The proposals should develop an integrated Business Decision Support System (BDSS) that can support decisions on new materials and new processes by calculating through hypothetical scenarios.

The BDSS should enable the integration of materials modelling and business tools and databases into a single work-flow, allowing for flexibility of application to different industrial sectors.

Proposals should create a framework that allows the flexible integration of existing or future discrete and continuum materials models with structured and unstructured data from multiple data bases containing materials data, commercial data and information on market trends, pricing, customer needs and demands.

The BDSS should enable a multi-criteria optimisation over all stages of product development by allowing the end-user to mirror the operational framework of their company. The structure of the BDSS should allow back-engineering from the end-goal. BDSS should be designed such as to optimise the integration of humans in new more complex industrial environments. The tool should be available to and usable by decision makers in manufacturing companies in the form of a platform which can be confidentially applied by a company.The tool should be validated against measurements, existing data and real financial arguments. Validation of the developed systems on public case studies and training of translators on the system is required.

Development of innovative methodologies should be included addressing innovative ways to connect existing and future models and how to use them in varying contexts (adaptive systems and networks). If appropriate, model development in terms of accuracy, robustness, uncertainty qualification and speed to allow a large design space to be explored may be included in order to enable exchange of modules and to prove flexibility of the framework. The consortium is expected to provide expertise on multiple discrete and continuum materials models[[http://ec.europa.eu/research/industrial_technologies/modelling-materials_en.html]], business decision support systems, data search technology (incl. optimalisation, genetic algorithms, symbolic regression, machine learning and cognitive learning).

Activities are expected to target Technology Readiness Level 5.
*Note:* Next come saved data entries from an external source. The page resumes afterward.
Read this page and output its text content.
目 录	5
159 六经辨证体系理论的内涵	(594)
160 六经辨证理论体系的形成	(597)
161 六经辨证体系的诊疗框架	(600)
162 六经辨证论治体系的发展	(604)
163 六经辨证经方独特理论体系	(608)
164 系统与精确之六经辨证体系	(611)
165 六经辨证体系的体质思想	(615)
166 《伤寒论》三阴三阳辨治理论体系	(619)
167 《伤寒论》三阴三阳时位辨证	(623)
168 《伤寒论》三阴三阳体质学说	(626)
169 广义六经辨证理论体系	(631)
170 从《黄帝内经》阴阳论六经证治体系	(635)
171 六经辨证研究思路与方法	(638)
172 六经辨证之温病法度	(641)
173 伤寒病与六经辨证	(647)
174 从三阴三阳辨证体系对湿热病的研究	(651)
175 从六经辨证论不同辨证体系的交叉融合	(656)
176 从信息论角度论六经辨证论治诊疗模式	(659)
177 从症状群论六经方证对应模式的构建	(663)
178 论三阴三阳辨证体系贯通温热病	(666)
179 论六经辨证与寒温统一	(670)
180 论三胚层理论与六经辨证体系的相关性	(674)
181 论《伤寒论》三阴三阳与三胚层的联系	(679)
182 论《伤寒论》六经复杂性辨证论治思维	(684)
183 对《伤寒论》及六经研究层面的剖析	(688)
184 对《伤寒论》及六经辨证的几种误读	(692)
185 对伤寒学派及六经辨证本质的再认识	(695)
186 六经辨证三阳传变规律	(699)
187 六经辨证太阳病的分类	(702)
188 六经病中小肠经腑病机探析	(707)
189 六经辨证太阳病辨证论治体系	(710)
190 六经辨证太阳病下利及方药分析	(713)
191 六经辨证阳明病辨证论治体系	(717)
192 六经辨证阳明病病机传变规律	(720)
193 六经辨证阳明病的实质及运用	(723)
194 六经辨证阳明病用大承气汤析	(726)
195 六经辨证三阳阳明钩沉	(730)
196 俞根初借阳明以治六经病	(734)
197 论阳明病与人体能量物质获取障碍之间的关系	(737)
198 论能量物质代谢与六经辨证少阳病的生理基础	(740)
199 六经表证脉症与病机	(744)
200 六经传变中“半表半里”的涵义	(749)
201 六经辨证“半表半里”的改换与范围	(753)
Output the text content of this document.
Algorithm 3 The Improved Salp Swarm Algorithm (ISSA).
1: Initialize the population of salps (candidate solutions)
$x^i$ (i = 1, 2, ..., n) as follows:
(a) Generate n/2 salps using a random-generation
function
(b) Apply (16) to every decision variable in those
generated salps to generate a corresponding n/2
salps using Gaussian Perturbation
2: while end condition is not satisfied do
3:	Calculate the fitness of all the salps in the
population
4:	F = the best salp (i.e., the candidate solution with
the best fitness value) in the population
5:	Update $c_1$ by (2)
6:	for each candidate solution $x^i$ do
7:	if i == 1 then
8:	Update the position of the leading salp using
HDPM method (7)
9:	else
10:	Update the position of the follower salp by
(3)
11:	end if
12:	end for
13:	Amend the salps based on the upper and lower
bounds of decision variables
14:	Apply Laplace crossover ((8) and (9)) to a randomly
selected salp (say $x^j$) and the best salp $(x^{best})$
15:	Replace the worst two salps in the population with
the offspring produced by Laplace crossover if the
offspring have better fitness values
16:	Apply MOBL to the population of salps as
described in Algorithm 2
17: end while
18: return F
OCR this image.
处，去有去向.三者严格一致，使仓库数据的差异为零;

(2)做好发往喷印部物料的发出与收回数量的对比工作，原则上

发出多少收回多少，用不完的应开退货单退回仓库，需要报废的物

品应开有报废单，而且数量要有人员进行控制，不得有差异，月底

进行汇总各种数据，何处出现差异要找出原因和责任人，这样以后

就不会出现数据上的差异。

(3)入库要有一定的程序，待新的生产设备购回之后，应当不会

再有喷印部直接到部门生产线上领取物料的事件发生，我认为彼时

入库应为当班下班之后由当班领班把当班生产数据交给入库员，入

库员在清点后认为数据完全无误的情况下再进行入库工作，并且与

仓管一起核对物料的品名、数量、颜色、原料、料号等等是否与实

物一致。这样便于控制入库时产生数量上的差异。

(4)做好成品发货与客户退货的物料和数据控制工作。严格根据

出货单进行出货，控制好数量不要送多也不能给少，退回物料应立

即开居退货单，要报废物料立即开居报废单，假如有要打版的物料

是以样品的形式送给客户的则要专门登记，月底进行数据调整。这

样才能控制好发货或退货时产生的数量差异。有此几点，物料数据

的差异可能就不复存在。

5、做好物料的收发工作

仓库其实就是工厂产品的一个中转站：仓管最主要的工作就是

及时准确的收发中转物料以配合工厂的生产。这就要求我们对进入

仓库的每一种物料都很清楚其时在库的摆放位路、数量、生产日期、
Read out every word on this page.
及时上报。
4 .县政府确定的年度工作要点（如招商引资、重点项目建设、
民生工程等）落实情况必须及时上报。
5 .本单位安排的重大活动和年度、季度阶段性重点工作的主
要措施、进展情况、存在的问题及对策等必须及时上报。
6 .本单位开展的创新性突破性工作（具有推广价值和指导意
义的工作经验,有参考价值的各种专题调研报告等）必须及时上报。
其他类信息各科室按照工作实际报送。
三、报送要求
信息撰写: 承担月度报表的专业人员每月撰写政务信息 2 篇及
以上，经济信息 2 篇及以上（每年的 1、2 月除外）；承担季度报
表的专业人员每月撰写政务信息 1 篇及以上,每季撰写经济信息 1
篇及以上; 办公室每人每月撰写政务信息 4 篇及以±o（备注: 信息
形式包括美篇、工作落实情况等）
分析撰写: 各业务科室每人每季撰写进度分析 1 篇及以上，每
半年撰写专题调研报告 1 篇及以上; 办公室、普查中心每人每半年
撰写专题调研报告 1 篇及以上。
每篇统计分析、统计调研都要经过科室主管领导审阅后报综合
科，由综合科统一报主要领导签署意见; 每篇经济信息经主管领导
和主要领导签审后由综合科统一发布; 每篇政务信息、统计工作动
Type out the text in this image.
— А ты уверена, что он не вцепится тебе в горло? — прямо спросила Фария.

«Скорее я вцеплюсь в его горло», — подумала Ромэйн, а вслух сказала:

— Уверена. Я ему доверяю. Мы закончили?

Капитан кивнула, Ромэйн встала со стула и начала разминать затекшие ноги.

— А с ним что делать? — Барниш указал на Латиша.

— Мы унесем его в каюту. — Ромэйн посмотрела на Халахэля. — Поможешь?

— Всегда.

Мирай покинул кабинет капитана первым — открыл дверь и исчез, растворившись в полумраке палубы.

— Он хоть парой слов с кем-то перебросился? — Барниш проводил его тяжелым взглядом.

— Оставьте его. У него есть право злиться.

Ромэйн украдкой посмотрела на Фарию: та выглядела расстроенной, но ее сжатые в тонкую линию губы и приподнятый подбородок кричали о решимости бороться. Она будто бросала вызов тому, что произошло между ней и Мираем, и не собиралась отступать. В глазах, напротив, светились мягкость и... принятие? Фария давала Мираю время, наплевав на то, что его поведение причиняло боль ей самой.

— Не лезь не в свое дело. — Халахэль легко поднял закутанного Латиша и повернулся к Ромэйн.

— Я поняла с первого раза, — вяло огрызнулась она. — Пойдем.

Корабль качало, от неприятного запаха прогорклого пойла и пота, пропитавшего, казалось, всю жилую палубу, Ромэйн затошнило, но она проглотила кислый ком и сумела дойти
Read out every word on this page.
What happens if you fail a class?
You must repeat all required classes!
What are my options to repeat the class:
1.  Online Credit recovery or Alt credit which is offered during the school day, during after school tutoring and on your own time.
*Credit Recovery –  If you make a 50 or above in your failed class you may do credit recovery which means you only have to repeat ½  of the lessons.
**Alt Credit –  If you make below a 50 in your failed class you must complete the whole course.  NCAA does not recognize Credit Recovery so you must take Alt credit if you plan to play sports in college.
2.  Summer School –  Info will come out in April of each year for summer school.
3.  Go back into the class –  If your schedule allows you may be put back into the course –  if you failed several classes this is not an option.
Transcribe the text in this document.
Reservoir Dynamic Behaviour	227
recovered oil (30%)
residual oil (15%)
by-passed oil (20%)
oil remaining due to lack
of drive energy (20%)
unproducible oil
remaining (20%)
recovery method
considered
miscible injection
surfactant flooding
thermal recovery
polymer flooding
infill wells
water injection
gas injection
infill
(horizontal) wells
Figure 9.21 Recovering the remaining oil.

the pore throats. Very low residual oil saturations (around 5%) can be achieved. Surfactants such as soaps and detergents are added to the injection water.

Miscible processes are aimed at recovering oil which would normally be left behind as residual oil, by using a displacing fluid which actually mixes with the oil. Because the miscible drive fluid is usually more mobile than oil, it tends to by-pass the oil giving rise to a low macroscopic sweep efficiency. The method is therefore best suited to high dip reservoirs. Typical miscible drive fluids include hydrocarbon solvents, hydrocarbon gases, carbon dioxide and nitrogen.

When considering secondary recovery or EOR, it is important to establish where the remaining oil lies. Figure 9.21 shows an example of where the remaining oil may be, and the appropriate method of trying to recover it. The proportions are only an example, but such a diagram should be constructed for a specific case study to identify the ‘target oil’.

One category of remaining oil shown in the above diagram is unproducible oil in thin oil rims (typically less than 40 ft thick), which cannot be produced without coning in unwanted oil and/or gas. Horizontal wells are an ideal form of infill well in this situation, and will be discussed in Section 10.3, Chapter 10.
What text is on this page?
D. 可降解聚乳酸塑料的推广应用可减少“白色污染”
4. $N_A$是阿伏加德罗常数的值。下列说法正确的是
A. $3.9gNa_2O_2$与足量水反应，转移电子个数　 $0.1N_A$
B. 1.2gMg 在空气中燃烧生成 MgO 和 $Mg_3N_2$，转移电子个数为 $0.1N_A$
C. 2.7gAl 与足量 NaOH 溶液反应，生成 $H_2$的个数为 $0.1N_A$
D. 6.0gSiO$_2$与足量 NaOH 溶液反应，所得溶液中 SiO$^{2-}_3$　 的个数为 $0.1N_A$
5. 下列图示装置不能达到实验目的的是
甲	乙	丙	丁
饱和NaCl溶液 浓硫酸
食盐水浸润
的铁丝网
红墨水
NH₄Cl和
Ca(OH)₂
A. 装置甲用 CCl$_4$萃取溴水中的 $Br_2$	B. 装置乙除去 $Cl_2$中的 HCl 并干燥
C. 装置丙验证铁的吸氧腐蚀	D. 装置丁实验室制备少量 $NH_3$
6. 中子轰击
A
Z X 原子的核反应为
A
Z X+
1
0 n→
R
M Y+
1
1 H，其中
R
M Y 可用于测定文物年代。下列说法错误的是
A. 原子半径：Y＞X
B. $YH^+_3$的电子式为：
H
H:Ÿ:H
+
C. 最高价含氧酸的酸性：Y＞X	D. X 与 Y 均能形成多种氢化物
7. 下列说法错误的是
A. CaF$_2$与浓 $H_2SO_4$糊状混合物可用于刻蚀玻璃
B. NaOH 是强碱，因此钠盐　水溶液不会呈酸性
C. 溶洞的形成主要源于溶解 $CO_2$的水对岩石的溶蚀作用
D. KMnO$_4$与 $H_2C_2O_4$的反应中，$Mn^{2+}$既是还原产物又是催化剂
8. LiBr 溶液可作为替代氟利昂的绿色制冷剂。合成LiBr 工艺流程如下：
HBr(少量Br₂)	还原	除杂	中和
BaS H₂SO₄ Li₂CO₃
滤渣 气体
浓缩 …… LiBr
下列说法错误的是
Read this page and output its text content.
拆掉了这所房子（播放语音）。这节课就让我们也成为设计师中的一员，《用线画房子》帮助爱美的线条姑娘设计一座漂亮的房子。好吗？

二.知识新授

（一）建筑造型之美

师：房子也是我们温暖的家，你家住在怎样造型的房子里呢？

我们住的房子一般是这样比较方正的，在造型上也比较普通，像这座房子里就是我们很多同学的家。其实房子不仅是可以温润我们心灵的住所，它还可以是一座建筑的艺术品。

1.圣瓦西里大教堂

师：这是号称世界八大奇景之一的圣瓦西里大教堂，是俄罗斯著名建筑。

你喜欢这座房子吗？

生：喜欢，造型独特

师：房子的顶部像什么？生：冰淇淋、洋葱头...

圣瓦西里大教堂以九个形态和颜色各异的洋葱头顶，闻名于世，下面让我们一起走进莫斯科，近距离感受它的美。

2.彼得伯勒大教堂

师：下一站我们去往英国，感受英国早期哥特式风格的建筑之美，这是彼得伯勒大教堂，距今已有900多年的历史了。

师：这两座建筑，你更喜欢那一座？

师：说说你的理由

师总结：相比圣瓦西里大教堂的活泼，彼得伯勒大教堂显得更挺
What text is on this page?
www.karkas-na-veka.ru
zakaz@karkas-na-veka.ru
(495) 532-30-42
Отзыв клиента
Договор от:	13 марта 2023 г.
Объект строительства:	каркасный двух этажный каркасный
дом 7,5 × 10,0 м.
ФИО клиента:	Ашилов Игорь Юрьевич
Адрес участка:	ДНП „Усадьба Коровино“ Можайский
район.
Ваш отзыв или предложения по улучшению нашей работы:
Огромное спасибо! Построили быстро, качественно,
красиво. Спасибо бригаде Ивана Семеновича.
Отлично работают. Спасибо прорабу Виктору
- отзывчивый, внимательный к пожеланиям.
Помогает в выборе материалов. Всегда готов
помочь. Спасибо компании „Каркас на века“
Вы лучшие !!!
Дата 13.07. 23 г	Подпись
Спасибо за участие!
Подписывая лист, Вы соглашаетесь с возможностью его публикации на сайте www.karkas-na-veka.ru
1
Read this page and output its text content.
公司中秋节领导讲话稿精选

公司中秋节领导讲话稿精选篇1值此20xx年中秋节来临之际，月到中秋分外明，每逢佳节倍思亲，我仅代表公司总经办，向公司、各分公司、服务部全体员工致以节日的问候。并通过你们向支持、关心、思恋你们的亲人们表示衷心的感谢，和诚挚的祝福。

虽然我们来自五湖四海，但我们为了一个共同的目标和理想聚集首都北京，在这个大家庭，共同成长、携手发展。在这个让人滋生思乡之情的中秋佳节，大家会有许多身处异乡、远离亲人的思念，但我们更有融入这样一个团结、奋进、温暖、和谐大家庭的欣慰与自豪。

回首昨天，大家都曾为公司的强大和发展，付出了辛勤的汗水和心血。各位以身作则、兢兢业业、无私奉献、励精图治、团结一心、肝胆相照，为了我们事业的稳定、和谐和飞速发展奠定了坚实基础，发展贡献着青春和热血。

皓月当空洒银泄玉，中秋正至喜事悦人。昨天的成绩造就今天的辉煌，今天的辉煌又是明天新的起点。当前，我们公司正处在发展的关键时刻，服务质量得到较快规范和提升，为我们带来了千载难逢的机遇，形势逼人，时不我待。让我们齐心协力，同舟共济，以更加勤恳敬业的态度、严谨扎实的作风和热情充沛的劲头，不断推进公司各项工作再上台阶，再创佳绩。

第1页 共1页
Funded proposals will be invited to participate in a cluster, to agree on standards to achieve seamless integration of their frameworks and of the modules to be linked into the framework. Projects are expected to contribute actively to on-going activities e.g. in the EMMC (European Materials Modelling Council), and EU funded clusters.

The Commission considers that proposals requesting a contribution from the EU between EUR 3 and 4 million would allow this specific challenge to be addressed appropriately. Nonetheless, this does not preclude submission and selection of proposals requesting other amounts.

Sustaining and growing businesses requires continuous product innovation. Making meaningful business strategy decisions is an ever more challenging task in a global context. The combination of materials and business modelling to explore what technical solutions are economically viable is not yet exploited to the extend it could. The sheer volume of data and information combined with its dynamic nature demands an ever better understanding of possible options. There is a need for a Business Decision Support System that supports the selection of the optimal material and process taking into account the implementation costs but also the associated risks, uncertainties and costs related to the modelling and simulation; a priority, especially for SMEs.

  • Reduction of company costs and increased performance and commercial impact based on effective materials models driven business decisions;
  • Guidance to companies in developing their strategies with an effective, user friendly materials models driven business decision system;
  • Increased industrial use of existing materials knowledge and effective materials models;
  • Improved trust of industrial decision makers in materials modelling and their commercial advantage;
  • Essential company savings in time and money, especially via the elimination of the need for (some) plant trials.